One such automated crossword solver is Webcrow 2.0 [1]. It works in a tow-step approach, where the first step consists of generating a probability-weighted list of candidates for each clue, which then in the next step are used by a constraint satisfaction problem solver to find the most probable, valid assignment for the whole crossword. To generate the lists of candidates, the system relies on several expert modules. These modules include a database lookup module, a search-engine module and some rule-based modules to solve specific types of clues. While this type of matching was originally done by looking for exact or partial matches, they have since shifted to an approach based on semantic search. Zugarini et al. [2] relies on pre-trained language models like Word2Vec [3] and Universal Sentence Encoder [4] to generate word embeddings for clues. This is, however, complicated by the fact that answers in crosswords usually do not include spaces, even though some of the answers might be whole phrases or sentences. This makes it hard for pre-trained language models to find a suitable embedding for these kind of answers. To remedy this, one first has to segment the answers in the database into individual words before computing the embedding [5].

This thesis aims to adapt the precious implementation of expert modules in Webcrow 2.0 to the German language and additionally implement a module for segmentation of words and phrases. Adapting the implemented approaches to German crosswords can potentially prove to be difficult, because not only has German itself some peculiarities like compound words, but also the stlye of German crossword creators will most likely vary to some degree from writers of English or Italian crosswords.

References
[1] M. Ernandes, G. Angelini, and M. Gori, “Webcrow: A web-based system for crossword solving,” in AAAI, pp. 1412-1417, 2005.
[2] A. Zugarini and M. Ernandes, “A multi-strategy approach to crossword clue answer retrieval and ranking,” in Proceedings of the Eighth Italian Conference on Computational Linguistics, CLiC-it 2021, Milan, Italy, January 26-28, 2022 (E. Fersini, M. Passarotti, and V. Patti, eds.), vol. 3033 of CEUR Workshop Proceedings, CEUR-WS.org, 2021.

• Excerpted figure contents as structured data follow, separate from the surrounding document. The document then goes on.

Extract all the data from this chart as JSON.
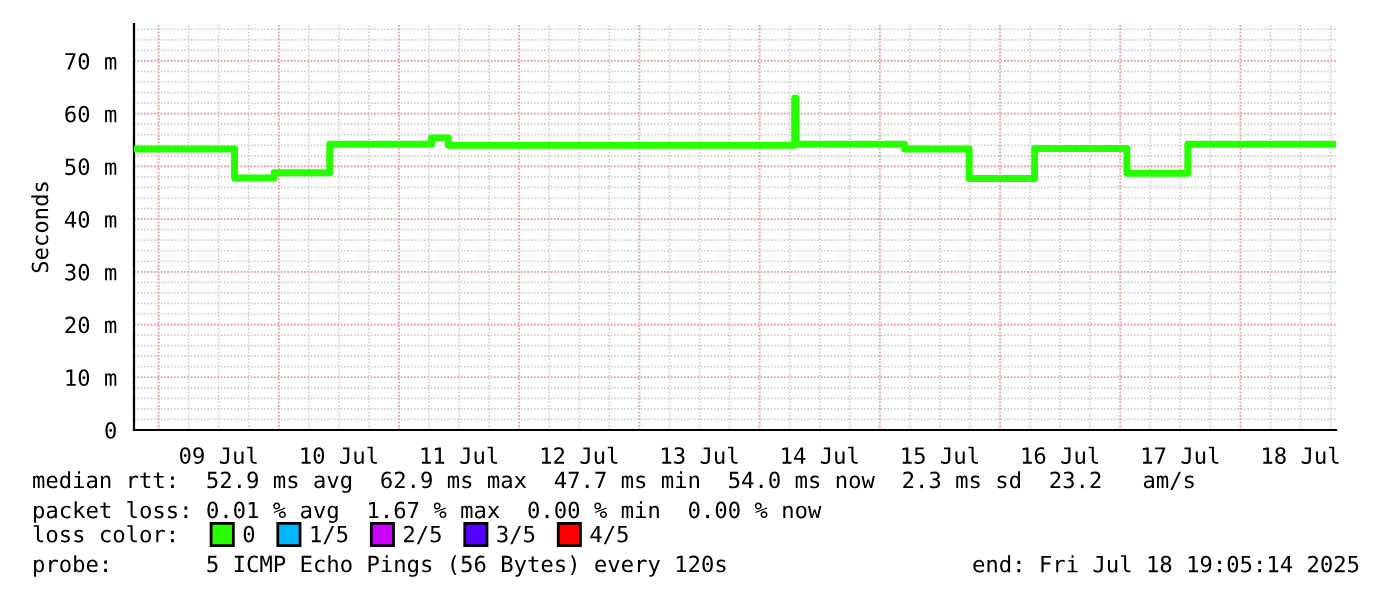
{
  "chart_data": {
    "type": "step",
    "ylabel": "Seconds",
    "x": [
      "2025-07-08T19:05",
      "2025-07-09T15:10",
      "2025-07-09T23:05",
      "2025-07-10T10:10",
      "2025-07-11T06:30",
      "2025-07-11T09:50",
      "2025-07-14T07:00",
      "2025-07-14T07:15",
      "2025-07-15T04:55",
      "2025-07-15T17:50",
      "2025-07-16T06:55",
      "2025-07-17T01:20",
      "2025-07-17T13:30",
      "2025-07-18T19:05"
    ],
    "series": [
      {
        "name": "0",
        "color": "#26ff00",
        "values": [
          53.3,
          47.8,
          48.8,
          54.2,
          55.4,
          54.0,
          62.9,
          54.2,
          53.3,
          47.7,
          53.4,
          48.7,
          54.2,
          54.2
        ]
      },
      {
        "name": "1/5",
        "color": "#00b8ff",
        "values": [
          null,
          null,
          null,
          null,
          null,
          null,
          null,
          null,
          null,
          null,
          null,
          null,
          null,
          null
        ]
      },
      {
        "name": "2/5",
        "color": "#cc00ff",
        "values": [
          null,
          null,
          null,
          null,
          null,
          null,
          null,
          null,
          null,
          null,
          null,
          null,
          null,
          null
        ]
      },
      {
        "name": "3/5",
        "color": "#5500ff",
        "values": [
          null,
          null,
          null,
          null,
          null,
          null,
          null,
          null,
          null,
          null,
          null,
          null,
          null,
          null
        ]
      },
      {
        "name": "4/5",
        "color": "#ff0000",
        "values": [
          null,
          null,
          null,
          null,
          null,
          null,
          null,
          null,
          null,
          null,
          null,
          null,
          null,
          null
        ]
      }
    ],
    "legend_title": "loss color:",
    "legend": "bottom",
    "xlim": [
      "2025-07-08T19:05",
      "2025-07-18T19:05"
    ],
    "xticks": [
      {
        "value": "2025-07-09T12:00",
        "label": "09 Jul"
      },
      {
        "value": "2025-07-10T12:00",
        "label": "10 Jul"
      },
      {
        "value": "2025-07-11T12:00",
        "label": "11 Jul"
      },
      {
        "value": "2025-07-12T12:00",
        "label": "12 Jul"
      },
      {
        "value": "2025-07-13T12:00",
        "label": "13 Jul"
      },
      {
        "value": "2025-07-14T12:00",
        "label": "14 Jul"
      },
      {
        "value": "2025-07-15T12:00",
        "label": "15 Jul"
      },
      {
        "value": "2025-07-16T12:00",
        "label": "16 Jul"
      },
      {
        "value": "2025-07-17T12:00",
        "label": "17 Jul"
      },
      {
        "value": "2025-07-18T12:00",
        "label": "18 Jul"
      }
    ],
    "ylim": [
      0,
      77
    ],
    "yticks": [
      0,
      {
        "value": 10,
        "label": "10 m"
      },
      {
        "value": 20,
        "label": "20 m"
      },
      {
        "value": 30,
        "label": "30 m"
      },
      {
        "value": 40,
        "label": "40 m"
      },
      {
        "value": 50,
        "label": "50 m"
      },
      {
        "value": 60,
        "label": "60 m"
      },
      {
        "value": 70,
        "label": "70 m"
      }
    ],
    "grid": true,
    "annotations": [
      "median rtt:  52.9 ms avg  62.9 ms max  47.7 ms min  54.0 ms now  2.3 ms sd  23.2   am/s",
      "packet loss: 0.01 % avg  1.67 % max  0.00 % min  0.00 % now",
      "probe:       5 ICMP Echo Pings (56 Bytes) every 120s",
      "end: Fri Jul 18 19:05:14 2025"
    ]
  }
}
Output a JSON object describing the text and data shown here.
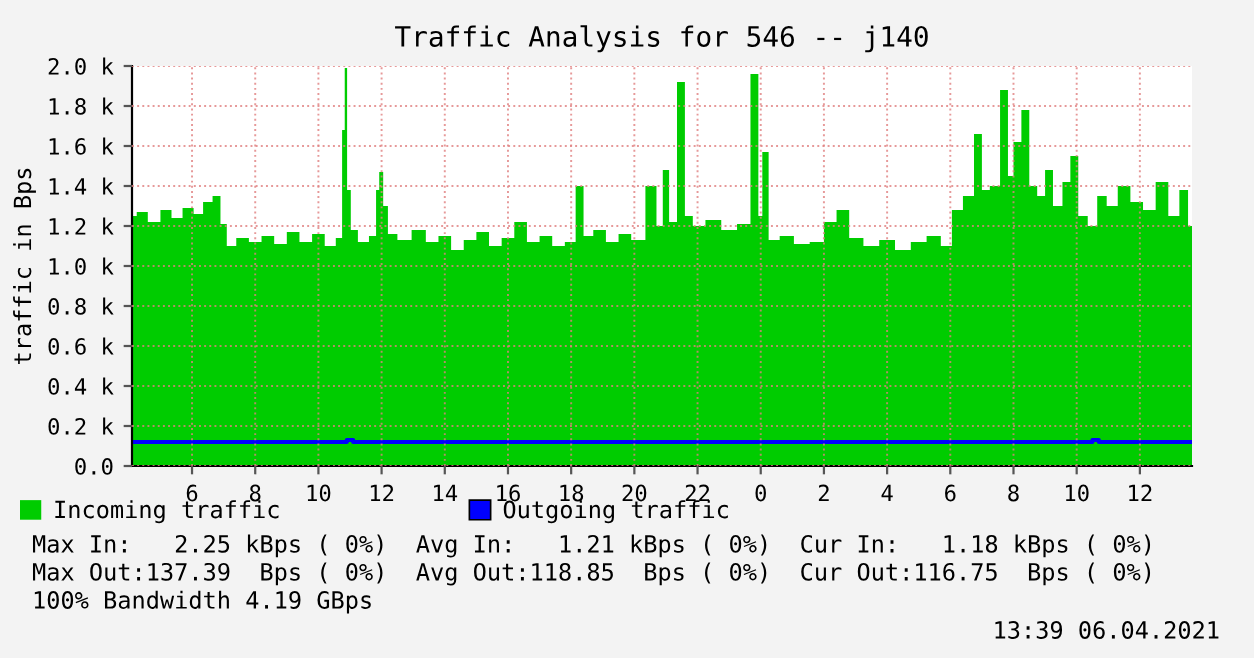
{
  "chart_data": {
    "type": "area",
    "title": "Traffic Analysis for 546 -- j140",
    "ylabel": "traffic in Bps",
    "xlim": [
      "2021-04-05T04:06",
      "2021-04-06T13:39"
    ],
    "xticks": [
      {
        "value": "2021-04-05T06:00",
        "label": "6"
      },
      {
        "value": "2021-04-05T08:00",
        "label": "8"
      },
      {
        "value": "2021-04-05T10:00",
        "label": "10"
      },
      {
        "value": "2021-04-05T12:00",
        "label": "12"
      },
      {
        "value": "2021-04-05T14:00",
        "label": "14"
      },
      {
        "value": "2021-04-05T16:00",
        "label": "16"
      },
      {
        "value": "2021-04-05T18:00",
        "label": "18"
      },
      {
        "value": "2021-04-05T20:00",
        "label": "20"
      },
      {
        "value": "2021-04-05T22:00",
        "label": "22"
      },
      {
        "value": "2021-04-06T00:00",
        "label": "0"
      },
      {
        "value": "2021-04-06T02:00",
        "label": "2"
      },
      {
        "value": "2021-04-06T04:00",
        "label": "4"
      },
      {
        "value": "2021-04-06T06:00",
        "label": "6"
      },
      {
        "value": "2021-04-06T08:00",
        "label": "8"
      },
      {
        "value": "2021-04-06T10:00",
        "label": "10"
      },
      {
        "value": "2021-04-06T12:00",
        "label": "12"
      }
    ],
    "ylim": [
      0,
      2.0
    ],
    "yticks": [
      {
        "value": 0,
        "label": "0.0"
      },
      {
        "value": 0.2,
        "label": "0.2 k"
      },
      {
        "value": 0.4,
        "label": "0.4 k"
      },
      {
        "value": 0.6,
        "label": "0.6 k"
      },
      {
        "value": 0.8,
        "label": "0.8 k"
      },
      {
        "value": 1.0,
        "label": "1.0 k"
      },
      {
        "value": 1.2,
        "label": "1.2 k"
      },
      {
        "value": 1.4,
        "label": "1.4 k"
      },
      {
        "value": 1.6,
        "label": "1.6 k"
      },
      {
        "value": 1.8,
        "label": "1.8 k"
      },
      {
        "value": 2.0,
        "label": "2.0 k"
      }
    ],
    "grid": true,
    "legend": "bottom",
    "series": [
      {
        "name": "Incoming traffic",
        "color": "#00cc00",
        "x": [
          "2021-04-05T04:06",
          "2021-04-05T04:24",
          "2021-04-05T04:48",
          "2021-04-05T05:12",
          "2021-04-05T05:30",
          "2021-04-05T05:54",
          "2021-04-05T06:12",
          "2021-04-05T06:30",
          "2021-04-05T06:48",
          "2021-04-05T07:00",
          "2021-04-05T07:12",
          "2021-04-05T07:36",
          "2021-04-05T08:00",
          "2021-04-05T08:24",
          "2021-04-05T08:48",
          "2021-04-05T09:12",
          "2021-04-05T09:36",
          "2021-04-05T10:00",
          "2021-04-05T10:24",
          "2021-04-05T10:42",
          "2021-04-05T10:48",
          "2021-04-05T10:52",
          "2021-04-05T10:57",
          "2021-04-05T11:06",
          "2021-04-05T11:24",
          "2021-04-05T11:48",
          "2021-04-05T11:51",
          "2021-04-05T12:00",
          "2021-04-05T12:06",
          "2021-04-05T12:18",
          "2021-04-05T12:42",
          "2021-04-05T13:12",
          "2021-04-05T13:36",
          "2021-04-05T14:00",
          "2021-04-05T14:24",
          "2021-04-05T14:48",
          "2021-04-05T15:12",
          "2021-04-05T15:36",
          "2021-04-05T16:00",
          "2021-04-05T16:24",
          "2021-04-05T16:48",
          "2021-04-05T17:12",
          "2021-04-05T17:36",
          "2021-04-05T18:00",
          "2021-04-05T18:17",
          "2021-04-05T18:30",
          "2021-04-05T18:54",
          "2021-04-05T19:18",
          "2021-04-05T19:42",
          "2021-04-05T20:06",
          "2021-04-05T20:36",
          "2021-04-05T20:48",
          "2021-04-05T21:00",
          "2021-04-05T21:12",
          "2021-04-05T21:30",
          "2021-04-05T21:42",
          "2021-04-05T22:00",
          "2021-04-05T22:30",
          "2021-04-05T23:00",
          "2021-04-05T23:30",
          "2021-04-05T23:51",
          "2021-04-06T00:00",
          "2021-04-06T00:06",
          "2021-04-06T00:24",
          "2021-04-06T00:48",
          "2021-04-06T01:18",
          "2021-04-06T01:48",
          "2021-04-06T02:12",
          "2021-04-06T02:36",
          "2021-04-06T03:00",
          "2021-04-06T03:30",
          "2021-04-06T04:00",
          "2021-04-06T04:30",
          "2021-04-06T05:00",
          "2021-04-06T05:30",
          "2021-04-06T05:54",
          "2021-04-06T06:12",
          "2021-04-06T06:36",
          "2021-04-06T06:54",
          "2021-04-06T07:06",
          "2021-04-06T07:24",
          "2021-04-06T07:45",
          "2021-04-06T07:54",
          "2021-04-06T08:06",
          "2021-04-06T08:24",
          "2021-04-06T08:36",
          "2021-04-06T08:54",
          "2021-04-06T09:06",
          "2021-04-06T09:24",
          "2021-04-06T09:42",
          "2021-04-06T09:54",
          "2021-04-06T10:12",
          "2021-04-06T10:30",
          "2021-04-06T10:48",
          "2021-04-06T11:06",
          "2021-04-06T11:30",
          "2021-04-06T11:54",
          "2021-04-06T12:18",
          "2021-04-06T12:42",
          "2021-04-06T13:06",
          "2021-04-06T13:24",
          "2021-04-06T13:39"
        ],
        "values": [
          1.25,
          1.27,
          1.22,
          1.28,
          1.24,
          1.29,
          1.26,
          1.32,
          1.35,
          1.21,
          1.1,
          1.14,
          1.12,
          1.15,
          1.11,
          1.17,
          1.12,
          1.16,
          1.1,
          1.14,
          1.68,
          1.99,
          1.38,
          1.18,
          1.12,
          1.15,
          1.38,
          1.47,
          1.3,
          1.16,
          1.13,
          1.18,
          1.12,
          1.15,
          1.08,
          1.13,
          1.17,
          1.1,
          1.14,
          1.22,
          1.12,
          1.15,
          1.1,
          1.12,
          1.4,
          1.15,
          1.18,
          1.12,
          1.16,
          1.13,
          1.4,
          1.2,
          1.48,
          1.22,
          1.92,
          1.25,
          1.2,
          1.23,
          1.18,
          1.21,
          1.96,
          1.25,
          1.57,
          1.13,
          1.15,
          1.11,
          1.12,
          1.22,
          1.28,
          1.14,
          1.1,
          1.13,
          1.08,
          1.12,
          1.15,
          1.1,
          1.28,
          1.35,
          1.66,
          1.38,
          1.4,
          1.88,
          1.45,
          1.62,
          1.78,
          1.4,
          1.35,
          1.48,
          1.3,
          1.42,
          1.55,
          1.25,
          1.2,
          1.35,
          1.3,
          1.4,
          1.32,
          1.28,
          1.42,
          1.25,
          1.38,
          1.2
        ]
      },
      {
        "name": "Outgoing traffic",
        "color": "#0000ff",
        "type": "line",
        "x": [
          "2021-04-05T04:06",
          "2021-04-05T08:00",
          "2021-04-05T10:48",
          "2021-04-05T11:00",
          "2021-04-05T11:12",
          "2021-04-05T16:00",
          "2021-04-05T21:00",
          "2021-04-06T00:00",
          "2021-04-06T04:00",
          "2021-04-06T08:00",
          "2021-04-06T10:24",
          "2021-04-06T10:36",
          "2021-04-06T10:48",
          "2021-04-06T13:39"
        ],
        "values": [
          0.12,
          0.12,
          0.12,
          0.13,
          0.12,
          0.12,
          0.12,
          0.12,
          0.12,
          0.12,
          0.12,
          0.13,
          0.12,
          0.12
        ]
      }
    ],
    "annotations": [
      "Max In:   2.25 kBps ( 0%)  Avg In:   1.21 kBps ( 0%)  Cur In:   1.18 kBps ( 0%)",
      "Max Out:137.39  Bps ( 0%)  Avg Out:118.85  Bps ( 0%)  Cur Out:116.75  Bps ( 0%)",
      "100% Bandwidth 4.19 GBps",
      "13:39 06.04.2021"
    ]
  }
}
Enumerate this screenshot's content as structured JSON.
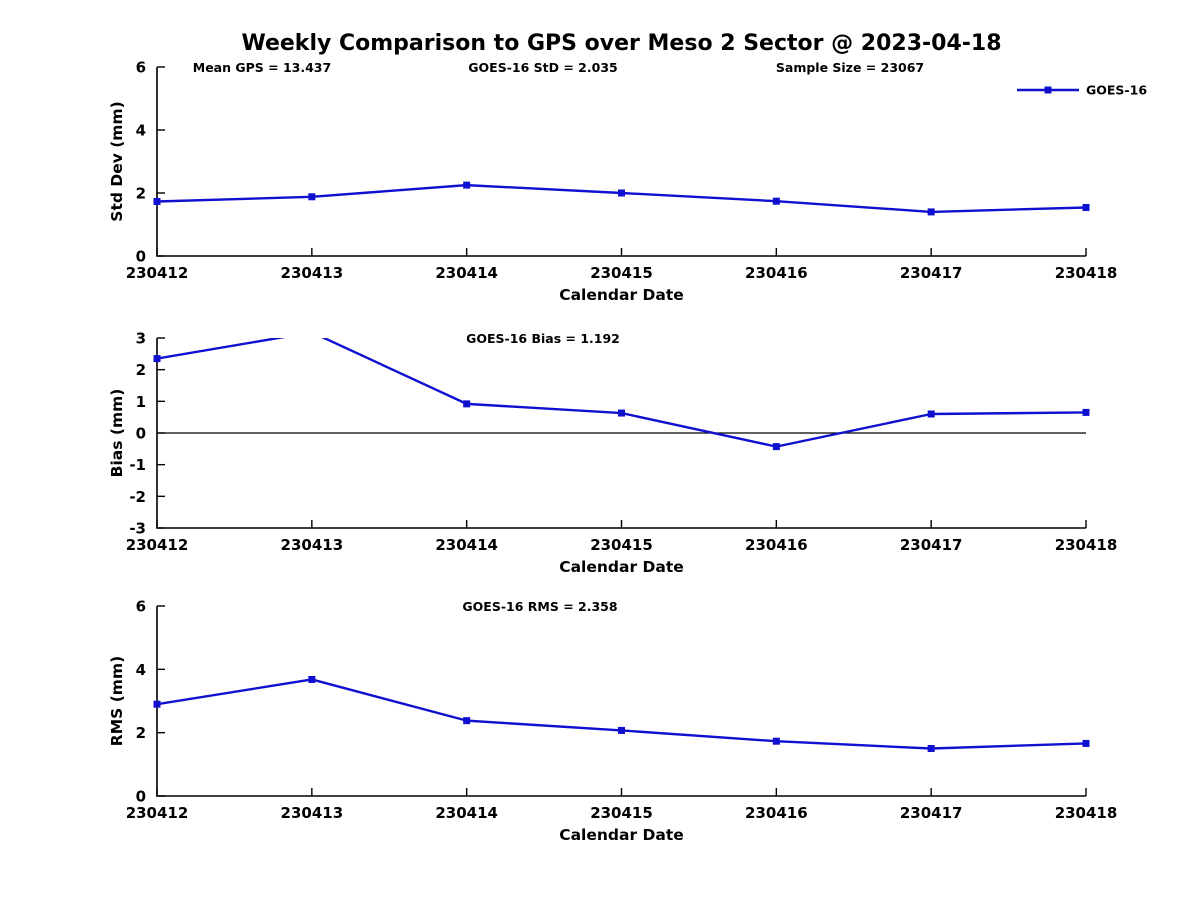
{
  "figure": {
    "title": "Weekly Comparison to GPS over Meso 2 Sector @ 2023-04-18",
    "series_color": "#1010d0",
    "axis_color": "#000000",
    "legend": {
      "label": "GOES-16",
      "position": "top-right"
    }
  },
  "chart_data": [
    {
      "type": "line",
      "name": "std-dev",
      "title": "",
      "categories": [
        "230412",
        "230413",
        "230414",
        "230415",
        "230416",
        "230417",
        "230418"
      ],
      "values": [
        1.73,
        1.88,
        2.25,
        2.0,
        1.74,
        1.4,
        1.54
      ],
      "xlabel": "Calendar Date",
      "ylabel": "Std Dev (mm)",
      "ylim": [
        0,
        6
      ],
      "yticks": [
        0,
        2,
        4,
        6
      ],
      "grid": false,
      "annotations": [
        "Mean GPS = 13.437",
        "GOES-16 StD = 2.035",
        "Sample Size = 23067"
      ],
      "legend_entries": [
        "GOES-16"
      ],
      "legend_position": "top-right"
    },
    {
      "type": "line",
      "name": "bias",
      "title": "",
      "categories": [
        "230412",
        "230413",
        "230414",
        "230415",
        "230416",
        "230417",
        "230418"
      ],
      "values": [
        2.35,
        3.18,
        0.92,
        0.63,
        -0.43,
        0.6,
        0.65
      ],
      "xlabel": "Calendar Date",
      "ylabel": "Bias (mm)",
      "ylim": [
        -3,
        3
      ],
      "yticks": [
        3,
        2,
        1,
        0,
        -1,
        -2,
        -3
      ],
      "grid": false,
      "zero_line": true,
      "annotations": [
        "GOES-16 Bias  = 1.192"
      ]
    },
    {
      "type": "line",
      "name": "rms",
      "title": "",
      "categories": [
        "230412",
        "230413",
        "230414",
        "230415",
        "230416",
        "230417",
        "230418"
      ],
      "values": [
        2.9,
        3.68,
        2.38,
        2.07,
        1.73,
        1.5,
        1.66
      ],
      "xlabel": "Calendar Date",
      "ylabel": "RMS (mm)",
      "ylim": [
        0,
        6
      ],
      "yticks": [
        0,
        2,
        4,
        6
      ],
      "grid": false,
      "annotations": [
        "GOES-16 RMS = 2.358"
      ]
    }
  ]
}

[3] T. Mikolov, K. Chen, G. Corrado, and J. Dean, “Efficient representation of word representations in vector space,” in Proceedings of the international workshop on learning representations (ICLR), 2013.
[4] Y. Yang, D. Cer, A. Ahman, M. Guo, J. Law, N. Constant, G. H. Abrego, S. Yuan, C. Tar, Y.-H. Sung, et al., “Multilingual universal sentence encoder for semantic retrieval,” in Proceedings of the 58th Annual Meeting of the Association for Computational Linguistics: System Demonstrations, pp. 87-94, 2020.
[5] E. Wallace, N. Tomlin, A. Xu, K. Yang, E. Pathak, M. Ginsberg, and D. Klein, “Automated crossword solving,” in Proceedings of the 60th Annual Meeting of the Association for Computational Linguistics (Volume 1: Long Papers), (Dublin, Ireland), pp. 3073-3085, Association for Computational Linguistics, May 2022.